What we did with the census data

[Contributor: Jesse White]

The beginning of all our analysis is the raw census data, which we downloaded from IPUMS (see the page on the U.S. census.) The original census data from 1920 of Weld County Colorado contains roughly 52,000 entries of data, with numerous columns of information for each household.

We opened the census data in Microsoft Excel, which made counting, adding, and separating data easy, so we could identify and visualize differences and trends within the data. Just scrolling through certain columns can result in speculative ideas. Some odd trends may stick out and persuade pursuing in order to understand the reason behind a certain trend. Individual columns of data may also seem to have a correlation with others.

Screen shot showing census data columns in Excel

Since we are interested in immigration, two columns that jump out as intriguing are the country of birth (bpl) and the year that individual immigrated (yrimmig). For example, we can easily make a pivot chart in Excel that shows the number of immigrants who immigrated in a certain year throughout the entire data. This is a useful visualization which demonstrated the years when he bulk of the immigrants in Weld County came to the United States.

Pivot chart of year of immigration showing a bar graph

A pivot chart simply counts the frequency of each of the values of a particular variable (in this case, year of immigration) and plots it in a graph. (Find out more about pivot charts and how to make them!)

This data is useful in a very broad perspective, but now that this data shows a trend, it hints that more localized sets of data may also show trends. This drives the narrowing of the data into specific countries to see when people who originated from the same place chose to leave their home countries.

It’s worth emphasizing that in looking at charts like this, you have to pay attention to what the chart shows. For example, remember that this is not a chart of all immigration into the U.S. in these years. Nor is it a chart of immigrants in Weld County in those years. Instead, this chart answers the question, “When had the  immigrants who lived in Weld County in 1920 first entered the United States?”

By sorting the data by country, we can dig into country-specific trends.

For example, here’s a screen shot of graphing when in Weld County who originated in Russia (which be came the Soviet Union in 1917) arrived in the United States.
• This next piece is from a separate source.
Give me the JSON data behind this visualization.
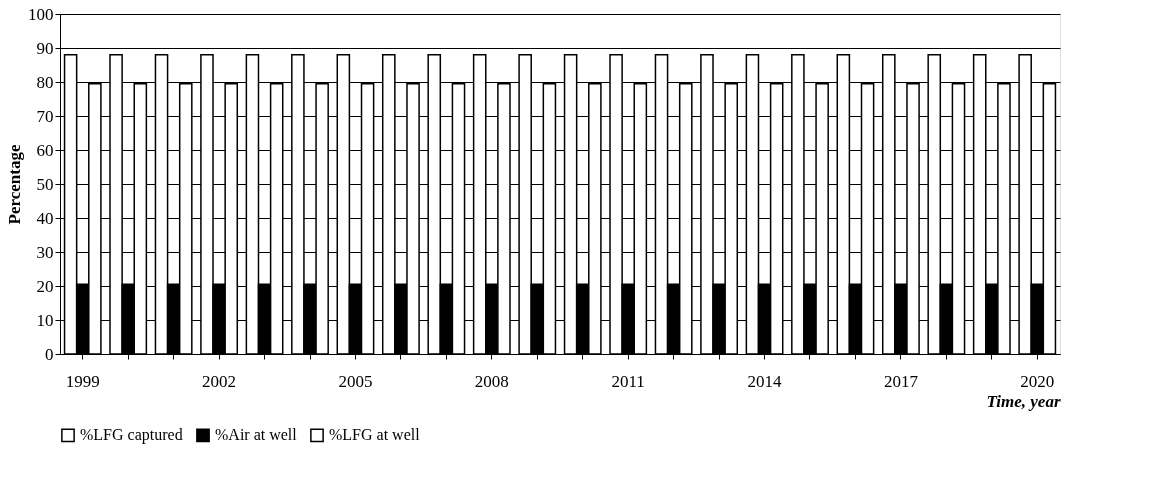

Russia immigration line graph

Since it’s rather hard to compare the two charts separately, we can also plot the year of immigration of those born in Russia against the year of immigration of all the foreign-born population in Weld County:

Year of immigration – All foreign-born population in Weld County vs. population born in Russia/USSR

As we can see in this chart, the population born in Russia generally immigrated later than the overall foreign-born population. We can also see that in the 1910s they account for a very large percentage of arrivals in those years. Again, remember that this is not a chart of immigrants in Weld County in those years, nor of all U.S. immigration, nor of arrivals in Weld County in those years. Still, it’s interesting to note that of those in Weld County, a very large percentage of recent arrivals were born in Russia. Indeed, immigrants from Russia in a single year (1913) accounted for over 1% of the entire Weld County population in 1920.

We might want to ask whether other immigrant populations show trends in their arrival years, too, and how those trends stack up against immigrants from Russia. Here’s a graph comparing those born in Germany, Japan, and Russia (note that since there are so many more immigrants from Russia, they are plotted on the secondary graph on the right Y-axis – in other words, the scale is different but we can see the over-time trends in all three populations and compare them against each other):

Line graph, showing immigration from Germany peaking first, then immigration from Japan, then immigration from Russia

In this chart we can see that immigration from Germany peaks earliest and is significant from 1880 onward, while immigration from Japan has a noticeable peak around 1908 and again around 1912. The earlier year, especially, matches a peak in Japanese immigration to the U.S. overall, as the knowledge of the imminent so-called Gentlemen’s Agreement between the U.S. and Japan curbing Japanese immigration spurred a wave of migration in 1907 and 1908.[1]

Besides comparing trends, we might also dig deeper into the main populations. What can we know from the data about the Russian immigrants, from instance?

Poking around in the data, one quickly notices that many of the immigrants from Russia list German rather than Russian as their mother tongue. How common was this?

Another pivot table quickly answers that question:

pivot table showing mother tongues of immigrants born in Russia: German is 3,217, Russian 387, English 86, and there is a smattering of "Jewish", Hebrew, and Yiddish, as well as some others.

We could of course draw a nice graph of this, but even the table clearly shows us that the German-speakers far outweigh any other immigrant group from Russia, accounting for over 85 percent of all the people in Weld County from Russia. Russian-speakers account for only just over 10 percent of those born in Russia in Weld County. Digging into this even a little bit, we quickly find that there was a large German migration to Russia during the reign of Katherine the Great, and that many of the descendants of these so-called Volga Germans left Russia for the United States in the early twentieth century.

As can be seen from the above basic analyses, it is fairly easy to look for patterns in the data. The data cannot really answer any “why” questions, so research into other sources is needed – but it can point to interesting questions to find out more about.

[1] Wei, William. Asians in Colorado: A History of Persecution and Perseverance in the Centennial State. Seattle: University of Washington Press, 2016.